Perceived wisdom has it that Steven Spielberg’s eye-saucering 1993 blockbuster Jurassic Park is one of the all-time greats while his 1997 sequel, The Lost World: Jurassic Park , is a dud.
The former opened to raves, with critics and punters alike wowed by the CGI (then a nascent art form – watching the liquid metal T-1000 reconfigure in Terminator 2: Judgment Day , released two years previous, was enough to melt viewers’ brains), and its worldwide gross exceeding $900m.
The latter, it was grumbled, had a messier storyline, less awe, a ridiculous moment when a kid takes out a Velociraptor with gymnastics, and a climax set in San Diego that spectacularly jumped the T-Rex.
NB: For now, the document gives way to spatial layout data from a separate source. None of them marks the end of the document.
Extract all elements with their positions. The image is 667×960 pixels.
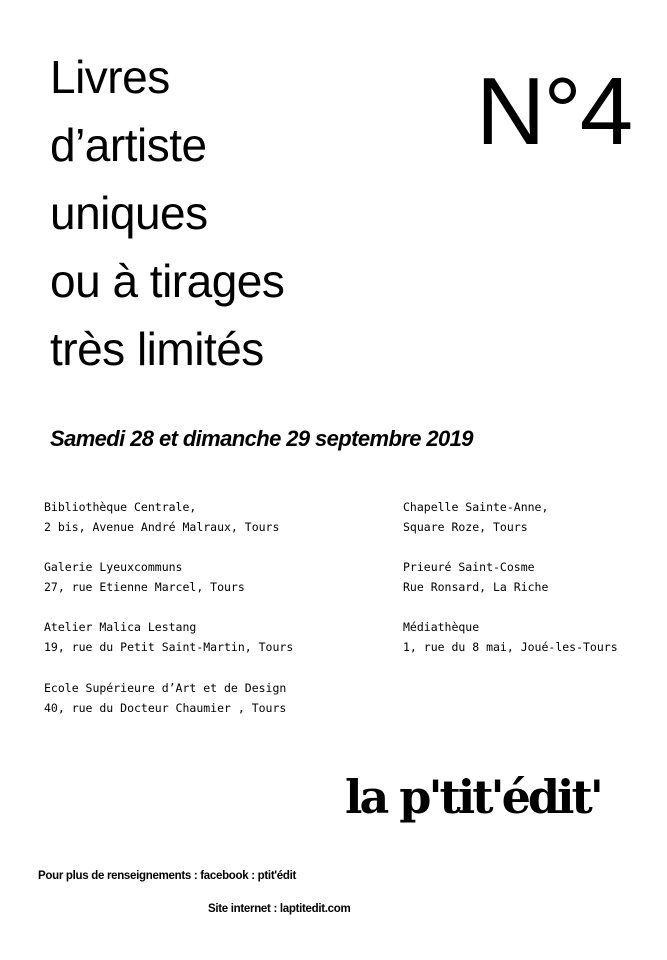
venue-item — [44, 617, 293, 657]
venue-name: Prieuré Saint-Cosme — [403, 560, 535, 574]
venue-item — [403, 617, 618, 657]
website-line: Site internet : laptitedit.com — [208, 903, 351, 915]
venue-name: Bibliothèque Centrale, — [44, 500, 197, 514]
venue-item — [403, 497, 548, 537]
venue-name: Atelier Malica Lestang — [44, 620, 197, 634]
venue-address: Rue Ronsard, La Riche — [403, 580, 549, 594]
event-date: Samedi 28 et dimanche 29 septembre 2019 — [50, 426, 473, 451]
title-line-2: d’artiste — [50, 119, 207, 171]
venue-address: Square Roze, Tours — [403, 520, 528, 534]
venue-item — [44, 678, 286, 718]
title-line-1: Livres — [50, 51, 170, 103]
title-line-4: ou à tirages — [50, 255, 285, 307]
title-line-3: uniques — [50, 187, 208, 239]
venue-address: 2 bis, Avenue André Malraux, Tours — [44, 520, 280, 534]
issue-number: N°4 — [476, 58, 632, 165]
info-line: Pour plus de renseignements : facebook : ptit'édit — [38, 870, 297, 882]
venue-item — [44, 557, 245, 597]
publisher-logo: la p'tit'édit' — [345, 770, 601, 824]
venue-name: Médiathèque — [403, 620, 480, 634]
venue-name: Chapelle Sainte-Anne, — [403, 500, 549, 514]
venue-item — [403, 557, 548, 597]
venue-address: 1, rue du 8 mai, Joué-les-Tours — [403, 640, 618, 654]
venue-name: Galerie Lyeuxcommuns — [44, 560, 183, 574]
venue-address: 27, rue Etienne Marcel, Tours — [44, 580, 245, 594]
title-line-5: très limités — [50, 323, 264, 375]
venue-address: 40, rue du Docteur Chaumier , Tours — [44, 701, 287, 715]
venue-name: Ecole Supérieure d’Art et de Design — [44, 681, 287, 695]
venue-address: 19, rue du Petit Saint-Martin, Tours — [44, 640, 294, 654]
venue-item — [44, 497, 279, 537]
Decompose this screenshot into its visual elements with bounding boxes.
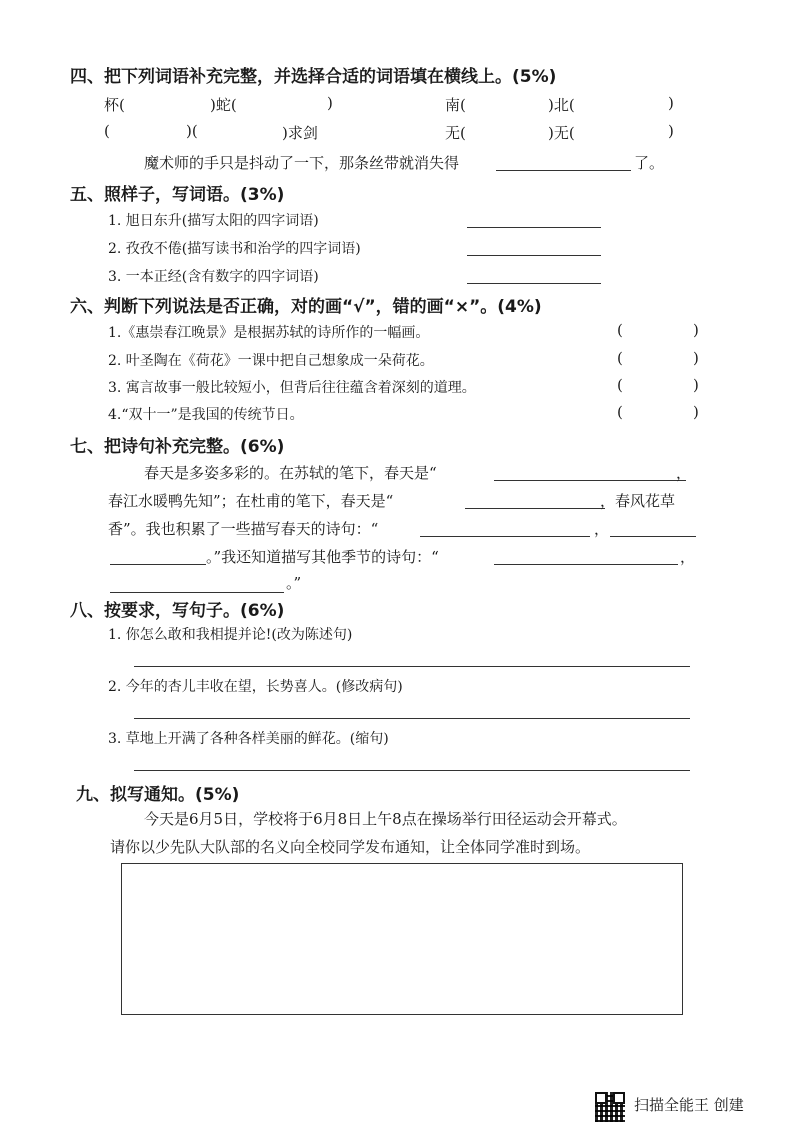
word-fill-4b: )无(: [548, 124, 575, 142]
poem-line-2-end: ，春风花草: [600, 492, 676, 510]
poem-line-4: 。”我还知道描写其他季节的诗句：“: [206, 548, 439, 566]
section-7-heading: 七、把诗句补充完整。(6%): [70, 437, 285, 457]
answer-paren-open[interactable]: (: [617, 376, 623, 394]
qr-code-icon: [595, 1092, 625, 1122]
word-fill-3c: )求剑: [282, 124, 318, 142]
scanner-brand-label: 扫描全能王 创建: [634, 1096, 744, 1114]
word-fill-1a: 杯(: [104, 96, 125, 114]
answer-paren-open[interactable]: (: [617, 321, 623, 339]
answer-line[interactable]: [110, 592, 284, 593]
list-item: 3. 寓言故事一般比较短小，但背后往往蕴含着深刻的道理。: [108, 380, 476, 396]
notice-prompt-2: 请你以少先队大队部的名义向全校同学发布通知，让全体同学准时到场。: [110, 838, 591, 856]
word-fill-2b: )北(: [548, 96, 575, 114]
answer-paren-close: ): [693, 376, 699, 394]
answer-paren-close: ): [693, 349, 699, 367]
answer-line[interactable]: [465, 508, 605, 509]
word-fill-4c: ): [668, 122, 674, 140]
list-item: 2. 孜孜不倦(描写读书和治学的四字词语): [108, 241, 361, 257]
list-item: 2. 今年的杏儿丰收在望，长势喜人。(修改病句): [108, 679, 403, 695]
answer-paren-close: ): [693, 403, 699, 421]
poem-line-4-end: ，: [680, 548, 696, 566]
answer-paren-open[interactable]: (: [617, 349, 623, 367]
answer-line[interactable]: [467, 227, 601, 228]
word-fill-1c: ): [327, 94, 333, 112]
answer-line[interactable]: [467, 255, 601, 256]
word-fill-4a: 无(: [445, 124, 466, 142]
poem-line-3: 香”。我也积累了一些描写春天的诗句：“: [108, 520, 379, 538]
fill-sentence: 魔术师的手只是抖动了一下，那条丝带就消失得: [144, 154, 460, 172]
answer-line[interactable]: [610, 536, 696, 537]
word-fill-2c: ): [668, 94, 674, 112]
answer-paren-close: ): [693, 321, 699, 339]
list-item: 1.《惠崇春江晚景》是根据苏轼的诗所作的一幅画。: [108, 325, 430, 341]
answer-line[interactable]: [467, 283, 601, 284]
section-5-heading: 五、照样子，写词语。(3%): [70, 185, 285, 205]
fill-sentence-end: 了。: [634, 154, 665, 172]
word-fill-1b: )蛇(: [210, 96, 237, 114]
answer-paren-open[interactable]: (: [617, 403, 623, 421]
answer-line[interactable]: [134, 770, 690, 771]
list-item: 1. 你怎么敢和我相提并论!(改为陈述句): [108, 627, 353, 643]
answer-line[interactable]: [494, 480, 686, 481]
list-item: 3. 一本正经(含有数字的四字词语): [108, 269, 319, 285]
list-item: 4.“双十一”是我国的传统节日。: [108, 407, 304, 423]
answer-line[interactable]: [110, 564, 206, 565]
list-item: 3. 草地上开满了各种各样美丽的鲜花。(缩句): [108, 731, 389, 747]
poem-line-2: 春江水暖鸭先知”；在杜甫的笔下，春天是“: [108, 492, 394, 510]
word-fill-3b: )(: [186, 122, 198, 140]
notice-answer-box[interactable]: [121, 863, 683, 1015]
poem-line-1: 春天是多姿多彩的。在苏轼的笔下，春天是“: [144, 464, 437, 482]
answer-line[interactable]: [420, 536, 590, 537]
section-4-heading: 四、把下列词语补充完整，并选择合适的词语填在横线上。(5%): [70, 67, 557, 87]
list-item: 2. 叶圣陶在《荷花》一课中把自己想象成一朵荷花。: [108, 353, 434, 369]
word-fill-3a: (: [104, 122, 110, 140]
section-6-heading: 六、判断下列说法是否正确，对的画“√”，错的画“×”。(4%): [70, 297, 542, 317]
answer-line[interactable]: [496, 170, 631, 171]
answer-line[interactable]: [134, 666, 690, 667]
answer-line[interactable]: [494, 564, 678, 565]
notice-prompt-1: 今天是6月5日，学校将于6月8日上午8点在操场举行田径运动会开幕式。: [144, 810, 627, 828]
poem-line-1-end: ，: [676, 464, 692, 482]
word-fill-2a: 南(: [445, 96, 466, 114]
section-8-heading: 八、按要求，写句子。(6%): [70, 601, 285, 621]
poem-line-3-end: ，: [594, 520, 610, 538]
section-9-heading: 九、拟写通知。(5%): [76, 785, 240, 805]
answer-line[interactable]: [134, 718, 690, 719]
list-item: 1. 旭日东升(描写太阳的四字词语): [108, 213, 319, 229]
poem-line-5: 。”: [286, 574, 302, 592]
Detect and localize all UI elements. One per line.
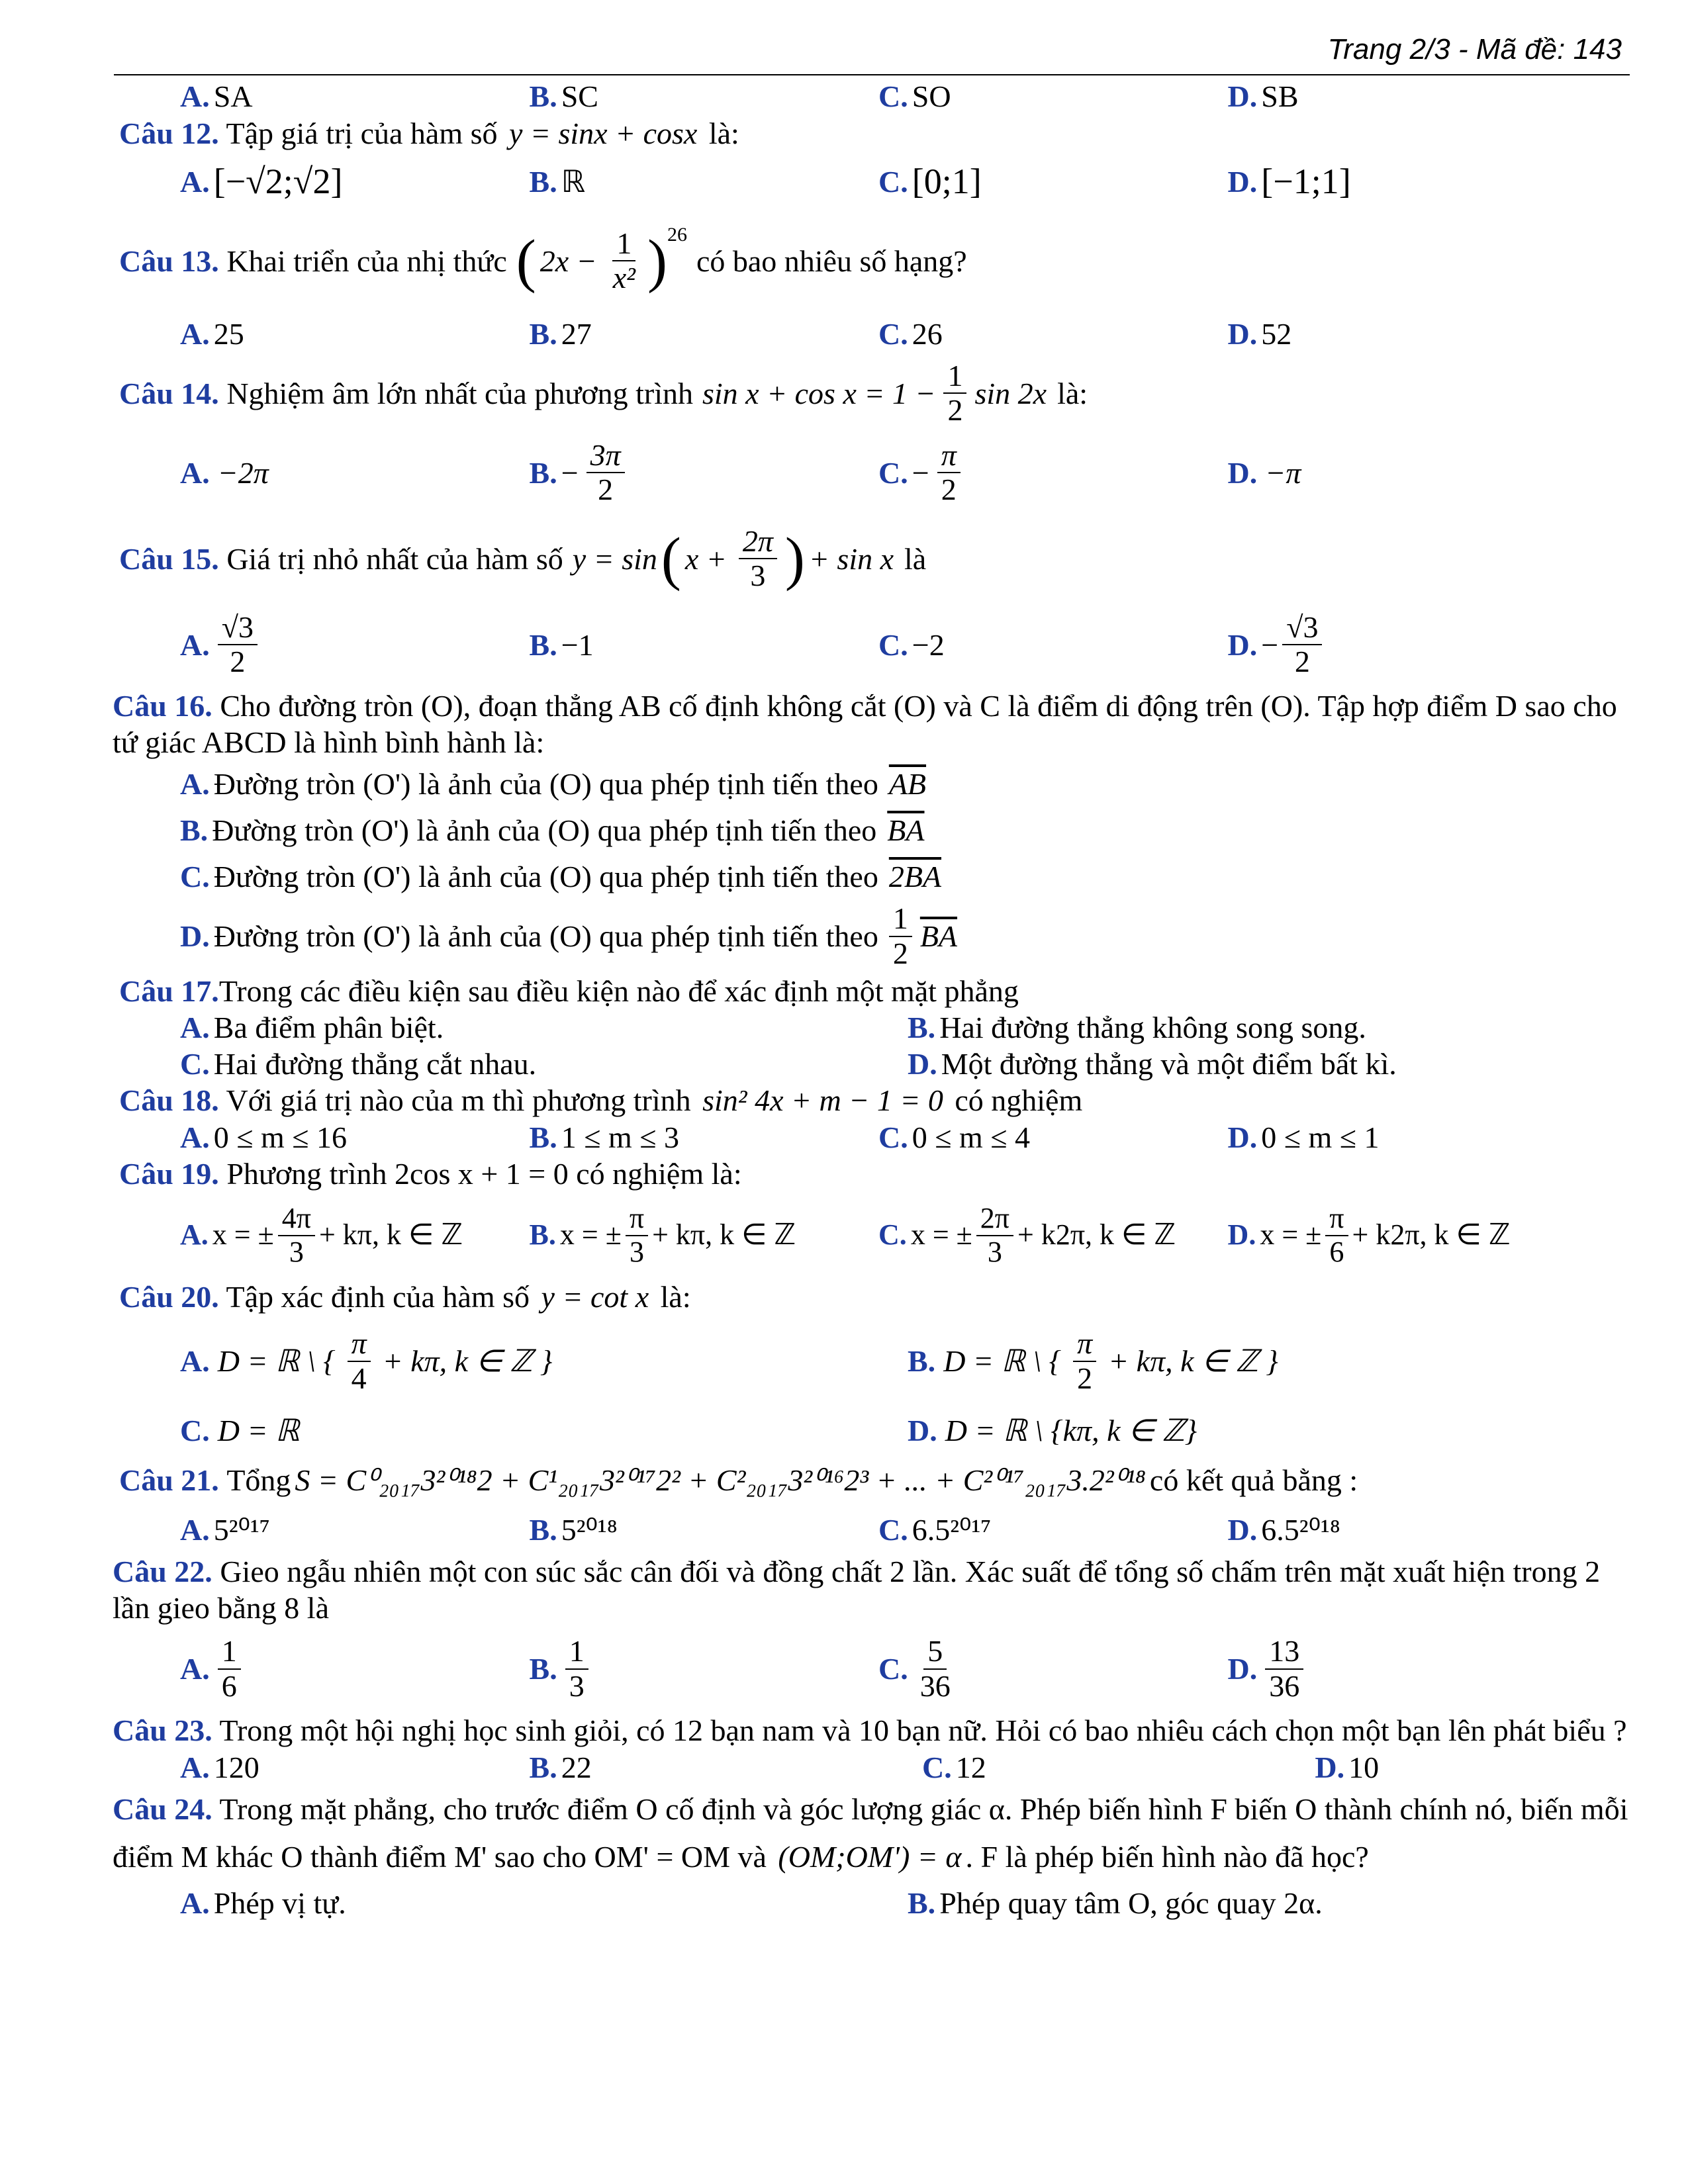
q23-text: Trong một hội nghị học sinh giỏi, có 12 bạn nam và 10 bạn nữ. Hỏi có bao nhiêu cách chọn một bạn lên phát biểu ? [219, 1713, 1627, 1748]
page-header: Trang 2/3 - Mã đề: 143 [1327, 33, 1622, 66]
q18-option-a[interactable]: A. 0 ≤ m ≤ 16 [180, 1120, 348, 1154]
q17-option-b[interactable]: B. Hai đường thẳng không song song. [908, 1010, 1366, 1044]
q19-option-a[interactable]: A. x = ± $\frac{4\pi}{3}$ + kπ, k ∈ ℤ [180, 1202, 463, 1268]
q19-title: Câu 19. [119, 1157, 219, 1191]
q16-option-b[interactable]: B. Đường tròn (O') là ảnh của (O) qua phép tịnh tiến theo $\overline{BA}$ [180, 813, 925, 847]
q15-option-b[interactable]: B. −1 [529, 627, 594, 662]
q18-option-c[interactable]: C. 0 ≤ m ≤ 4 [878, 1120, 1031, 1154]
q11-options [119, 78, 1635, 115]
question-23 [113, 1712, 1635, 1749]
q14-option-c[interactable]: C. − $\frac{\pi}{2}$ [878, 439, 1228, 507]
q19-option-b[interactable]: B. x = ± $\frac{\pi}{3}$ + kπ, k ∈ ℤ [529, 1202, 796, 1268]
q11-option-c[interactable]: C. SO [878, 79, 951, 114]
q15-option-a[interactable]: A. $\frac{√3}{2}$ [180, 611, 530, 679]
q21-option-d[interactable]: D. 6.5²⁰¹⁸ [1227, 1513, 1340, 1547]
q16-title: Câu 16. [113, 689, 212, 723]
q14-expr-right: sin 2x [974, 376, 1047, 410]
q21-title: Câu 21. [119, 1463, 219, 1498]
question-21 [119, 1454, 1635, 1507]
q18-expr: sin² 4x + m − 1 = 0 [702, 1083, 943, 1118]
q17-text: Trong các điều kiện sau điều kiện nào để xác định một mặt phẳng [218, 974, 1019, 1008]
q14-option-b[interactable]: B. − $\frac{3\pi}{2}$ [530, 439, 879, 507]
q14-option-a[interactable]: A. −2π [180, 455, 269, 490]
q16-option-a[interactable]: A. Đường tròn (O') là ảnh của (O) qua phép tịnh tiến theo $\overline{AB}$ [180, 766, 927, 801]
q20-tail: là: [660, 1279, 691, 1314]
q13-option-c[interactable]: C. 26 [878, 316, 943, 351]
q23-title: Câu 23. [113, 1713, 212, 1748]
q16-option-d[interactable]: D. Đường tròn (O') là ảnh của (O) qua phép tịnh tiến theo $\frac{1}{2}$ $\overline{BA}$ [180, 901, 958, 970]
q21-option-c[interactable]: C. 6.5²⁰¹⁷ [878, 1513, 992, 1547]
question-16 [113, 688, 1635, 760]
q17-title: Câu 17. [119, 974, 219, 1008]
q20-options-cd [119, 1408, 1635, 1454]
q19-option-d[interactable]: D. x = ± $\frac{\pi}{6}$ + k2π, k ∈ ℤ [1227, 1202, 1511, 1268]
q21-option-b[interactable]: B. 5²⁰¹⁸ [529, 1513, 618, 1547]
q15-tail: là [904, 541, 927, 576]
q24-text2: . F là phép biến hình nào đã học? [965, 1839, 1369, 1874]
q16-options [119, 761, 1635, 973]
q20-options-ab [119, 1315, 1635, 1408]
q13-tail: có bao nhiêu số hạng? [696, 244, 967, 278]
q14-expr-left: sin x + cos x = 1 − [702, 376, 936, 410]
question-14 [119, 357, 1635, 430]
q19-expr: 2cos x + 1 = 0 [395, 1157, 569, 1191]
q13-option-b[interactable]: B. 27 [529, 316, 592, 351]
q22-title: Câu 22. [113, 1554, 212, 1588]
q12-option-a[interactable]: A. [−√2;√2] [180, 161, 343, 201]
q16-text: Cho đường tròn (O), đoạn thẳng AB cố định không cắt (O) và C là điểm di động trên (O). Tập hợp điểm D sao cho tứ giác ABCD là hình bình hành là: [113, 689, 1617, 760]
q18-text: Với giá trị nào của m thì phương trình [226, 1083, 691, 1118]
q15-options [119, 602, 1635, 688]
q23-option-d[interactable]: D. 10 [1315, 1750, 1380, 1784]
q13-options [119, 310, 1635, 357]
q24-expr: (OM;OM') = α [778, 1839, 962, 1874]
exam-content [113, 78, 1635, 1927]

It took a ‘paltry’ $618m at the box office.
I have no defence for the kid taking out the Velociraptor with gymnastics – as Spielberg missteps go, it’s up there with monkey-boy Shia swinging through the trees in Indiana Jones 4 and Eric Bana’s sex face in Munich . But just as Jurassic Park is (whisper it) a tad overrated, the dinosaurs distracting from lightweight characterisation and an exposition-heavy plot that takes roughly 65m years to get going, The Lost World rarely gets its due.
With the science taken care of, Spielberg’s follow-up gets to the action quicker and boasts more of it: new dinos in greater numbers and this time facing more danger (in The Lost World , as in all good creature features, we care more for the ‘monsters’ than the humans) due to greedy corporation InGen employing big-game hunters to capture the scaly beasts for exhibition in San Diego.
OK, so it’s impossible to match the wonderment of seeing a Brachiosaurus for the very first time, but Spielberg and his team of VFX wizards led by Dennis Muren take the CGI to the next level: an early shot of motorcycles weaving between the legs of galumphing beasts showcases the limitless levels of interaction that are now possible.
A succession of masterful set-pieces stack up – T-Rexes nudge an occupied trailer over a cliff, Velociraptors unleash a stealth attack in long grass – while the shot of treetops swaying to announce the T-Rex’s first appearance rivals the water tremble in Jurassic Park for spine-icing suspense.
But best of all, The Lost World marks Spielberg’s second collaboration with Schindler’s List DoP Janusz Kaminski, and its dread-drenched visuals are far inkier and moodier than those in its candy-coloured predecessor.
The violence is darker too, with one guy torn in half and another sticking to a T-Rex’s foot like gum and Peter Stormare’s cold-blooded hunter nipped to a protracted death by a pack of chicken-sized Compsognathuses.
And that showdown in San Diego? It’s fun, nodding to King Kong and Godzilla and offering a pleasing change of pace and environment after two movies’ worth of beasts in the bush. I mean, who doesn’t want to see a T-Rex drinking from a swimming pool? Or is it just me?